Notice how he switches at the end to an issue that surely is relevant to political discussion: a candidate's regard for the constitutional mandate of church-state separation. If only those concerns he mentions before – Mormonism, mysteriousness, evangelical Christianity, conservative Catholicism – really did in themselves "raise concerns about their respect for the separation of church and state," I would be squarely with him that these religious perspectives should be pursued.
But, where is the logic there? Why can't we simply ask the candidates their views of church-state separation. Surely those who have demeaned, diminished, or denied outright the validity of that legal doctrine have not been shy about it. Why must we travel through personal, deeply held religious beliefs to get to that essential question?
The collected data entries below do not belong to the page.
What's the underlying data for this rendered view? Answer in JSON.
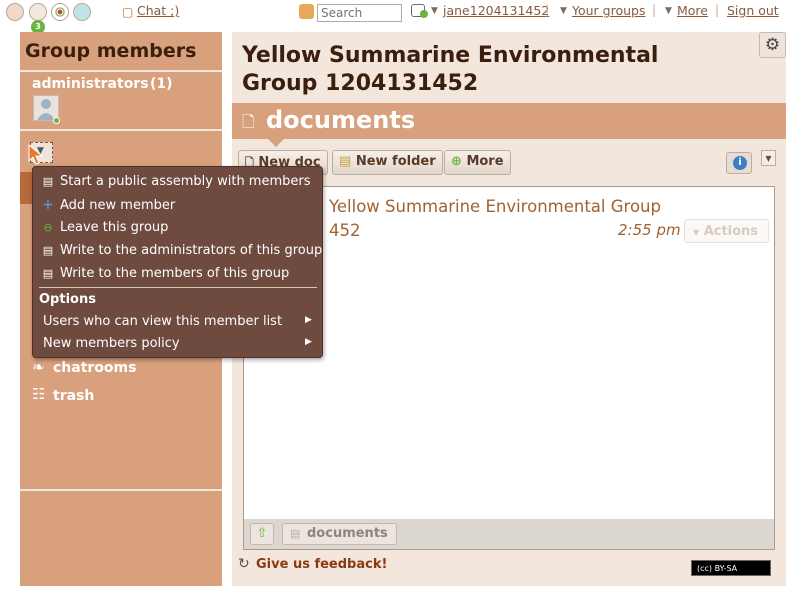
{
  "topbar": {
    "badge_count": "3",
    "chat_label": "Chat ;)",
    "search_placeholder": "Search",
    "username": "jane1204131452",
    "your_groups": "Your groups",
    "more": "More",
    "sign_out": "Sign out"
  },
  "sidebar": {
    "title": "Group members",
    "admins_label": "administrators",
    "admins_count": "(1)",
    "nav": [
      {
        "label": "chatrooms",
        "icon": "chatrooms-icon"
      },
      {
        "label": "trash",
        "icon": "trash-icon"
      }
    ]
  },
  "main": {
    "group_title": "Yellow Summarine Environmental Group 1204131452",
    "section_title": "documents",
    "toolbar": {
      "new_doc": "New doc",
      "new_folder": "New folder",
      "more": "More"
    },
    "doc": {
      "link_line1": "Yellow Summarine Environmental Group",
      "link_line2": "452",
      "time": "2:55 pm",
      "actions": "Actions"
    },
    "footer_crumb": "documents",
    "feedback": "Give us feedback!",
    "license": "(cc) BY-SA"
  },
  "menu": {
    "items": [
      {
        "label": "Start a public assembly with members",
        "icon": "assembly-icon"
      },
      {
        "label": "Add new member",
        "icon": "plus-icon"
      },
      {
        "label": "Leave this group",
        "icon": "minus-icon"
      },
      {
        "label": "Write to the administrators of this group",
        "icon": "document-icon"
      },
      {
        "label": "Write to the members of this group",
        "icon": "document-icon"
      }
    ],
    "options_label": "Options",
    "submenus": [
      {
        "label": "Users who can view this member list"
      },
      {
        "label": "New members policy"
      }
    ]
  },
  "colors": {
    "sidebar_bg": "#d9a07d",
    "main_bg": "#f3e6dc",
    "menu_bg": "#6e4a3f",
    "accent_link": "#a2622f"
  }
}
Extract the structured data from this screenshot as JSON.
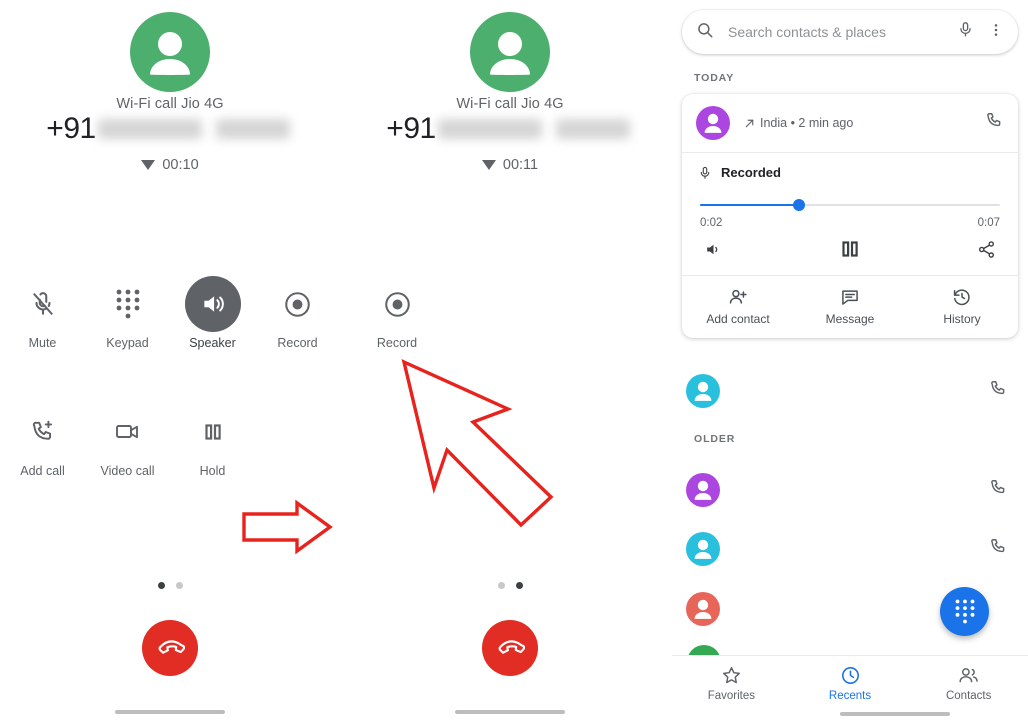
{
  "call_screens": [
    {
      "avatar_icon": "person-avatar-icon",
      "avatar_color": "#4caf6d",
      "carrier_status": "Wi-Fi call Jio 4G",
      "number_prefix": "+91",
      "number_redacted": true,
      "network_icon": "wifi-calling-triangle-icon",
      "duration": "00:10",
      "page_dots": {
        "count": 2,
        "active_index": 0
      },
      "end_call_icon": "end-call-icon",
      "end_call_color": "#e12d23",
      "actions": [
        {
          "id": "mute",
          "label": "Mute",
          "icon": "mic-off-icon",
          "active": false
        },
        {
          "id": "keypad",
          "label": "Keypad",
          "icon": "dialpad-icon",
          "active": false
        },
        {
          "id": "speaker",
          "label": "Speaker",
          "icon": "speaker-icon",
          "active": true
        },
        {
          "id": "record",
          "label": "Record",
          "icon": "record-dot-icon",
          "active": false
        },
        {
          "id": "add-call",
          "label": "Add call",
          "icon": "add-call-icon",
          "active": false
        },
        {
          "id": "video-call",
          "label": "Video call",
          "icon": "video-call-icon",
          "active": false
        },
        {
          "id": "hold",
          "label": "Hold",
          "icon": "pause-icon",
          "active": false
        }
      ]
    },
    {
      "avatar_icon": "person-avatar-icon",
      "avatar_color": "#4caf6d",
      "carrier_status": "Wi-Fi call Jio 4G",
      "number_prefix": "+91",
      "number_redacted": true,
      "network_icon": "wifi-calling-triangle-icon",
      "duration": "00:11",
      "page_dots": {
        "count": 2,
        "active_index": 1
      },
      "end_call_icon": "end-call-icon",
      "end_call_color": "#e12d23",
      "actions": [
        {
          "id": "record",
          "label": "Record",
          "icon": "record-dot-icon",
          "active": false
        }
      ]
    }
  ],
  "annotations": [
    {
      "id": "right-arrow",
      "shape": "block-arrow-right",
      "color": "#e8231d"
    },
    {
      "id": "record-pointer",
      "shape": "cursor-arrow-up-left",
      "color": "#e8231d"
    }
  ],
  "dialer": {
    "search": {
      "placeholder": "Search contacts & places",
      "search_icon": "search-icon",
      "mic_icon": "microphone-icon",
      "overflow_icon": "more-vert-icon"
    },
    "sections": [
      {
        "id": "today",
        "label": "TODAY"
      },
      {
        "id": "older",
        "label": "OLDER"
      }
    ],
    "expanded_call": {
      "avatar_color": "#ab47e0",
      "avatar_icon": "person-avatar-icon",
      "name_redacted": true,
      "direction_icon": "outgoing-call-arrow-icon",
      "detail": "India • 2 min ago",
      "call_back_icon": "phone-icon",
      "recording": {
        "badge_icon": "microphone-icon",
        "badge_label": "Recorded",
        "elapsed": "0:02",
        "total": "0:07",
        "progress_percent": 33,
        "accent_color": "#1a73e8",
        "volume_icon": "volume-icon",
        "playback_icon": "pause-icon",
        "share_icon": "share-icon"
      },
      "actions": [
        {
          "id": "add-contact",
          "label": "Add contact",
          "icon": "person-add-icon"
        },
        {
          "id": "message",
          "label": "Message",
          "icon": "message-icon"
        },
        {
          "id": "history",
          "label": "History",
          "icon": "history-icon"
        }
      ]
    },
    "rows": [
      {
        "id": "row-a",
        "avatar_color": "#29c0de",
        "line2_pink": false,
        "l1_width": 96,
        "l2_width": 122,
        "call_icon": "phone-icon"
      },
      {
        "id": "row-b",
        "avatar_color": "#ab47e0",
        "line2_pink": false,
        "l1_width": 108,
        "l2_width": 40,
        "call_icon": "phone-icon"
      },
      {
        "id": "row-c",
        "avatar_color": "#29c0de",
        "line2_pink": true,
        "l1_width": 132,
        "l2_width": 78,
        "call_icon": "phone-icon"
      },
      {
        "id": "row-d",
        "avatar_color": "#e8655a",
        "line2_pink": false,
        "l1_width": 66,
        "l2_width": 48,
        "call_icon": null
      }
    ],
    "partial_row_avatar_color": "#34a853",
    "fab": {
      "icon": "dialpad-icon",
      "color": "#1a73e8"
    },
    "bottom_nav": [
      {
        "id": "favorites",
        "label": "Favorites",
        "icon": "star-icon",
        "selected": false
      },
      {
        "id": "recents",
        "label": "Recents",
        "icon": "clock-icon",
        "selected": true
      },
      {
        "id": "contacts",
        "label": "Contacts",
        "icon": "people-icon",
        "selected": false
      }
    ]
  }
}
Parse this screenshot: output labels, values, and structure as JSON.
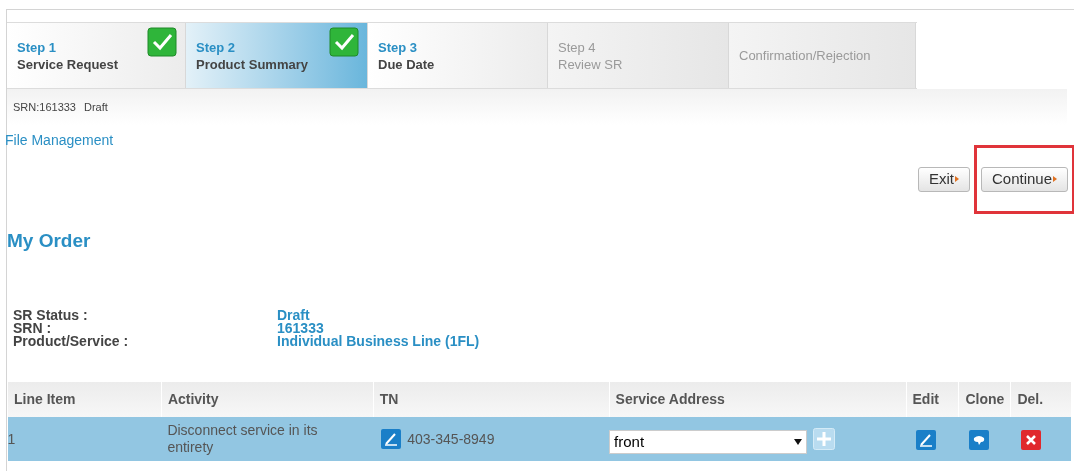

While I'm at it, why does it help to point – as Keller does – to past failures of media and politics on this score to justify this line of inquiry? When then-candidate Obama, and then-candidate McCain were raked over the coals for the views of their religious supporters, it was an overreach. Why does that experience justify an even more invasive look into the religious views of candidates today?
Am I missing something? Am I guilty of being too "squeamish," as Keller calls it? Or aren't there enough candidate policy statements, positions, and voting records to ask about?